Ho Jeong Kwon has obtained his BSc from Seoul National University, Korea and has completed his MS and PhD from University of Tokyo, Japan and Postdoctoral studies from Harvard University, USA. He is a Professor of Department of Biotechnology, Yonsei University, Korea and Director of Chemical Genomics Global Research Laboratory. He is serving as a Council Member of HUPO, the President of KHUPO and has been serving as a Council Member, Secretary General and Vice President of AOHUPO. He has published more than 170 papers in reputed journals and is an Editorial Board Member of repute journals.

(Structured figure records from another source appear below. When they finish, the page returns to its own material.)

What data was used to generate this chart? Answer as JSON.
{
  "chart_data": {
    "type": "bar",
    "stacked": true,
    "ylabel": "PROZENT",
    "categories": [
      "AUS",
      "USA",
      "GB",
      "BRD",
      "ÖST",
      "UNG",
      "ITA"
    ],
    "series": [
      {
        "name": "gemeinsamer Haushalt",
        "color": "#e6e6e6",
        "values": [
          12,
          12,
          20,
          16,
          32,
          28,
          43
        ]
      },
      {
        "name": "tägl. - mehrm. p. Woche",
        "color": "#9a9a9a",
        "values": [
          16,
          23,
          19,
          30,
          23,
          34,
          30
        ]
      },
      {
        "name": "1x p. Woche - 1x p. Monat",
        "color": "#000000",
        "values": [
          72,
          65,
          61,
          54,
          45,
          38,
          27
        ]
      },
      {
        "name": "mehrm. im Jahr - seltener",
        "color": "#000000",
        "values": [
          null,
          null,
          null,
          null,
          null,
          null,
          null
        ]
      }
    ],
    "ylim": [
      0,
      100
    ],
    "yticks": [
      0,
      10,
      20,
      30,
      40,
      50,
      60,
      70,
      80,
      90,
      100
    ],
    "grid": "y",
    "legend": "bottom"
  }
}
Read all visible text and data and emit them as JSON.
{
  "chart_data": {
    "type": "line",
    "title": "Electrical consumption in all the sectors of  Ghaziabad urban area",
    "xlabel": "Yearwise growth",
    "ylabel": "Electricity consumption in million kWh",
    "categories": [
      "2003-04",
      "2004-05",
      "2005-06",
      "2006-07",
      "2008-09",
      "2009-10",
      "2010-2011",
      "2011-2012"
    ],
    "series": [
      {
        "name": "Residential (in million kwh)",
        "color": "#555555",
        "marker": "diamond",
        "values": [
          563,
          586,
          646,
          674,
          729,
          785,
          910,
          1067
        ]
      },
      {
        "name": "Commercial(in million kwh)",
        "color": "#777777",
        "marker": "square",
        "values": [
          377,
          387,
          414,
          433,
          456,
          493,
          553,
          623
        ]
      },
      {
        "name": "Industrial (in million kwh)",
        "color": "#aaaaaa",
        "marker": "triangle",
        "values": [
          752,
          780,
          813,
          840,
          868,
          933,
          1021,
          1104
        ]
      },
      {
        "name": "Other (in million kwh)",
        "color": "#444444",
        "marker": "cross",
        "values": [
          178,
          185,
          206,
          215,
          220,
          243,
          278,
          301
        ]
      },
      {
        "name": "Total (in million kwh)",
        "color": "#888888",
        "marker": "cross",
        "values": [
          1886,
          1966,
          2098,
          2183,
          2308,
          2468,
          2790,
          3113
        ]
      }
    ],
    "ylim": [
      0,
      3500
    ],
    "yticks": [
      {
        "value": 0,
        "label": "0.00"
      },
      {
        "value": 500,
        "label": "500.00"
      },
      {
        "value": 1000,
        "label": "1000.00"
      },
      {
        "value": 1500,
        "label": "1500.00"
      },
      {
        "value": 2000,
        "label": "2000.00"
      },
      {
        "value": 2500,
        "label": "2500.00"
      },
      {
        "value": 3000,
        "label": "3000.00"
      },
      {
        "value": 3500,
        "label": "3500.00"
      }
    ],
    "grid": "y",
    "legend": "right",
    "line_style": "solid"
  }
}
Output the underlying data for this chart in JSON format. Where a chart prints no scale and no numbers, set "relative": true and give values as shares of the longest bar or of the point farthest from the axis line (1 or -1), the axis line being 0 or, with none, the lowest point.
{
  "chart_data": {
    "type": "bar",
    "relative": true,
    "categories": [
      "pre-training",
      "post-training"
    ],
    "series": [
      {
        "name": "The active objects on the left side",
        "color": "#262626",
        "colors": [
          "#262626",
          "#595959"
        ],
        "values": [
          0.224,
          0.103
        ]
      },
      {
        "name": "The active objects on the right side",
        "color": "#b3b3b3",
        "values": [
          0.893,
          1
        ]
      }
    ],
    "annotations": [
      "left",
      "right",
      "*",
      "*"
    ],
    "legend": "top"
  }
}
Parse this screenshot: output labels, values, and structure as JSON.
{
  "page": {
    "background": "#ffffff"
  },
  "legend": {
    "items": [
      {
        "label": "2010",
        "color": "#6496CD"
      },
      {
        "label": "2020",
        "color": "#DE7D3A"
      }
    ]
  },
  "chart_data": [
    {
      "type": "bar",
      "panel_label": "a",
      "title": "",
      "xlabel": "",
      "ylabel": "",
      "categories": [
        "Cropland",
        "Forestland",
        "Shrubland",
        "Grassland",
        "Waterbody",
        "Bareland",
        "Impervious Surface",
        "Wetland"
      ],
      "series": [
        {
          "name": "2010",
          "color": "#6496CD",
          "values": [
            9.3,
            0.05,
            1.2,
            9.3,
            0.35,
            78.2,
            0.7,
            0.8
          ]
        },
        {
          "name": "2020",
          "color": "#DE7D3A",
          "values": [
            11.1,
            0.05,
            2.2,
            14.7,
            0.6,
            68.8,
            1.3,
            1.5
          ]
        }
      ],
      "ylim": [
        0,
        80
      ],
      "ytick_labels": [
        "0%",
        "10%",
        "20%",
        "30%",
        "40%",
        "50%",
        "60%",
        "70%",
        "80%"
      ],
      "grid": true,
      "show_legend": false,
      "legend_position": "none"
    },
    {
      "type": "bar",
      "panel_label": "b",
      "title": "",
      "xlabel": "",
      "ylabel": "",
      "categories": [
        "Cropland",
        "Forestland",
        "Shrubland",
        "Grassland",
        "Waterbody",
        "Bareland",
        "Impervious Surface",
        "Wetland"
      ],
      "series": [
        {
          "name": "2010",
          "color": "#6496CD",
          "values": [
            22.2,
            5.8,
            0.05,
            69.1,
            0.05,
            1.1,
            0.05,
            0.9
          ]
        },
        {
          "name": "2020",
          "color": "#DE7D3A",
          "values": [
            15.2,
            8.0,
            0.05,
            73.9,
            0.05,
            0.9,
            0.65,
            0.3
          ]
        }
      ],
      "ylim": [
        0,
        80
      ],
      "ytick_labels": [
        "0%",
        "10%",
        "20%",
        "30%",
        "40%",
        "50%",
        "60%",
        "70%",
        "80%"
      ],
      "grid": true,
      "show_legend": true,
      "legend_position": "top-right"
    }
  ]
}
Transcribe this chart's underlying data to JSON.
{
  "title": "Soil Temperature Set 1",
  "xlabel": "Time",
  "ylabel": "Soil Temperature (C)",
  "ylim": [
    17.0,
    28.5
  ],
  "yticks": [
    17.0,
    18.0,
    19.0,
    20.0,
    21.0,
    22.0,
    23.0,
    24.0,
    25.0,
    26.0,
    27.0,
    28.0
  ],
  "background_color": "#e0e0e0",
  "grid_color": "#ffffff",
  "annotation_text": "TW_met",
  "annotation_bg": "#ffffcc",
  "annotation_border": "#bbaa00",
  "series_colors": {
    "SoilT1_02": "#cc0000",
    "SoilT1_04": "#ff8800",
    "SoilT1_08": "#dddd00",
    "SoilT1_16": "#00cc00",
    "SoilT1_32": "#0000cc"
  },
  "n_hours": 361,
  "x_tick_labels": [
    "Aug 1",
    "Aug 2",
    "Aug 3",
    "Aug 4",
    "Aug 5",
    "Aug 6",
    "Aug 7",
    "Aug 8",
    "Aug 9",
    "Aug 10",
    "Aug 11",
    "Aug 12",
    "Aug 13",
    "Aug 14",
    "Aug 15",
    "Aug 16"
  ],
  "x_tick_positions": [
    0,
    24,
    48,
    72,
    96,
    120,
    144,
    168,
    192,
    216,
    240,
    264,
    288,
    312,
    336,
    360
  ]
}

Ubiquinol-cytochrome C reductase binding protein (UQCRB), one of subunits of mitochondrial complex III, is a specific cellular binding protein of anti-angiogenic natural small molecule, terpestacin. Mitochondrial Complex III (cytochrome bc1 complex) has been reported as a crucial regulator in hypoxia-induced angiogenesis through mitochondria-derived reactive oxygen species (ROS) involved oxygen sensing. Here, cell permeable recombinant UQCRB protein is generated using protein transduction domain (PTD), a small peptide transferring its binding partner into the cell to uncover the biological role of UQCRB. Consequently, PTD-UQCRB transduction enhances generation of mitochondrial ROS and HIF-1α stability. Also, trans-membrane delivery of PTD-UQCRB induces vascular endothelial growth factor (VEGF) expression and invasion of human umbilical vascular endothelial cells (HUVECs) in vitro. Furthermore, PTD-UQCRB treatment enhances wound healing in vivo. These results imply new insights into the function of PTD-UQCRB in angiogenesis via mitochondria-mediated ROS generation and also open new basis on application of PTD-UQCRB as a pro-angiogenic agent via regulating mitochondrial function.